Authors: Bruno Splavski, MD; Kenan Arnautovic, MD; Kresimir Rotim, MD (Zagreb, Croatia)

Ambroise Paré was an illustrious surgeon of the Renaissance whose ideas, books and practical endeavors revolutionized surgery. He promoted medical empiricism and established a platform for evidence-based medicine that will define future anatomy and surgery. Therefore, he is considered a father of modern surgery and precursor of neuroscience.

Ambroise Paré was born in the French province in 1510 to the humble family. At an early age he became a barber-surgeon and surgical student at the Hotel Dieu hospital in Paris. The experience he gained there enabled him to become a military surgeon making many innovations considering wound management, arteries ligation to prevent hemorrhaging during limb amputations, but also war head injury. His scientific publications were written in his native French what made them widely accessible. He insisted that a surgeon should operate on gently to reduce pain and to improve the outcome. Although he served four successive French monarchs at the royal Court, his prolonged career was also concerned with care for the wounded, sick and poor what made him famous.

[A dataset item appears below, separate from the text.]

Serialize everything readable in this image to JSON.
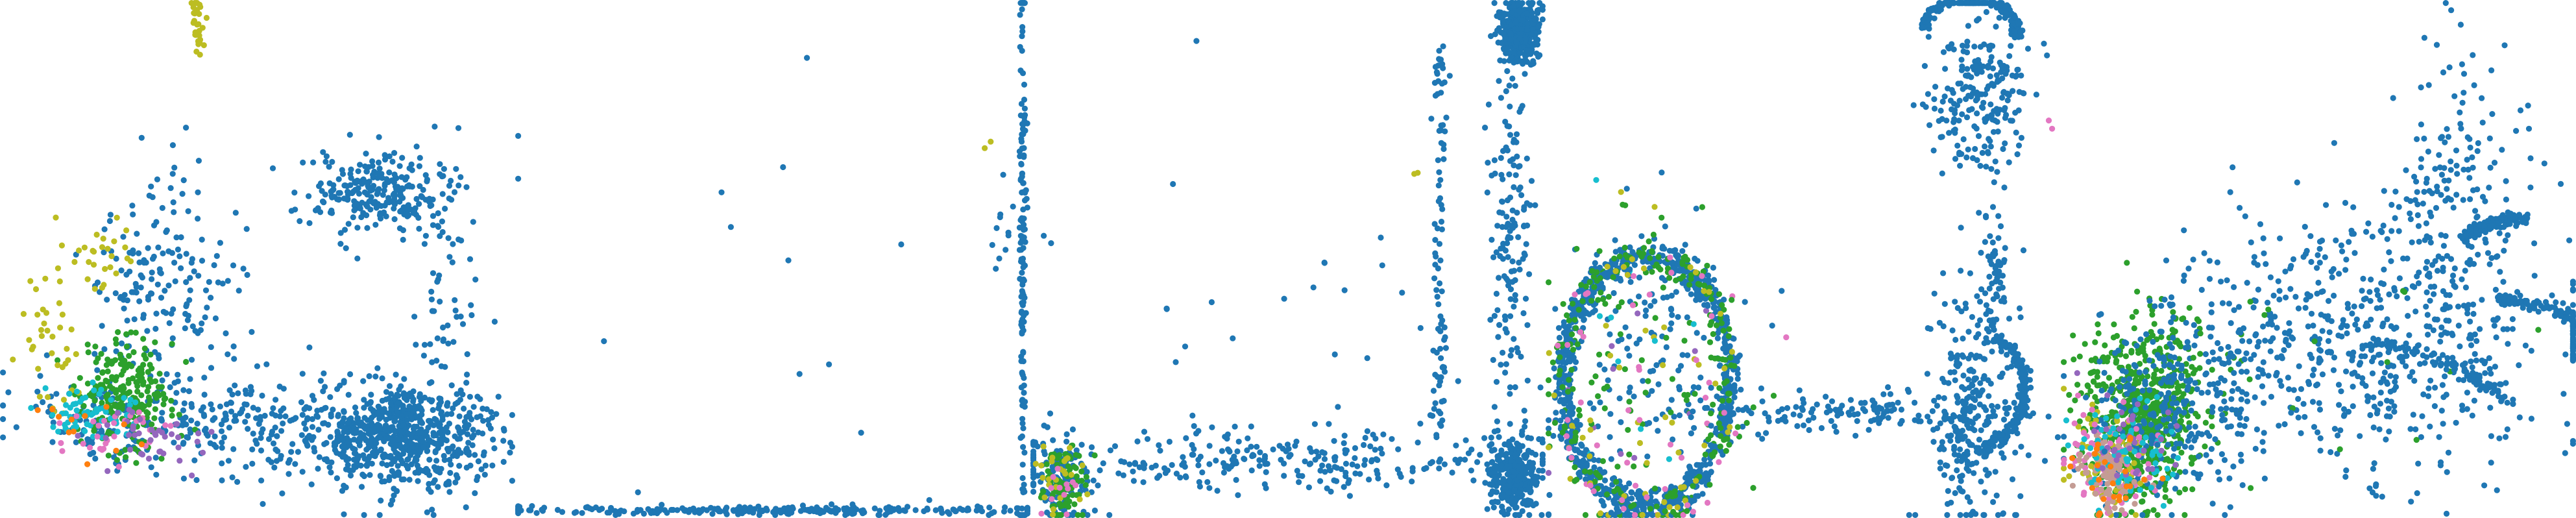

His professional vocation and his personal life were burdened by unrewarding political circumstances and religious prejudice. Purges organized by non-tolerant Catholic fanatics endangered his physical existence since he was a Huguenot (Reformed Protestant) by faith. However, his life was saved by hiding in a clothes closet during the St. Bartholomew’s Day Massacre in 1572.

In this paper, we discuss the scientific achievements, professional career and personal life of Ambroise Paré in the light of religious intolerance of his times.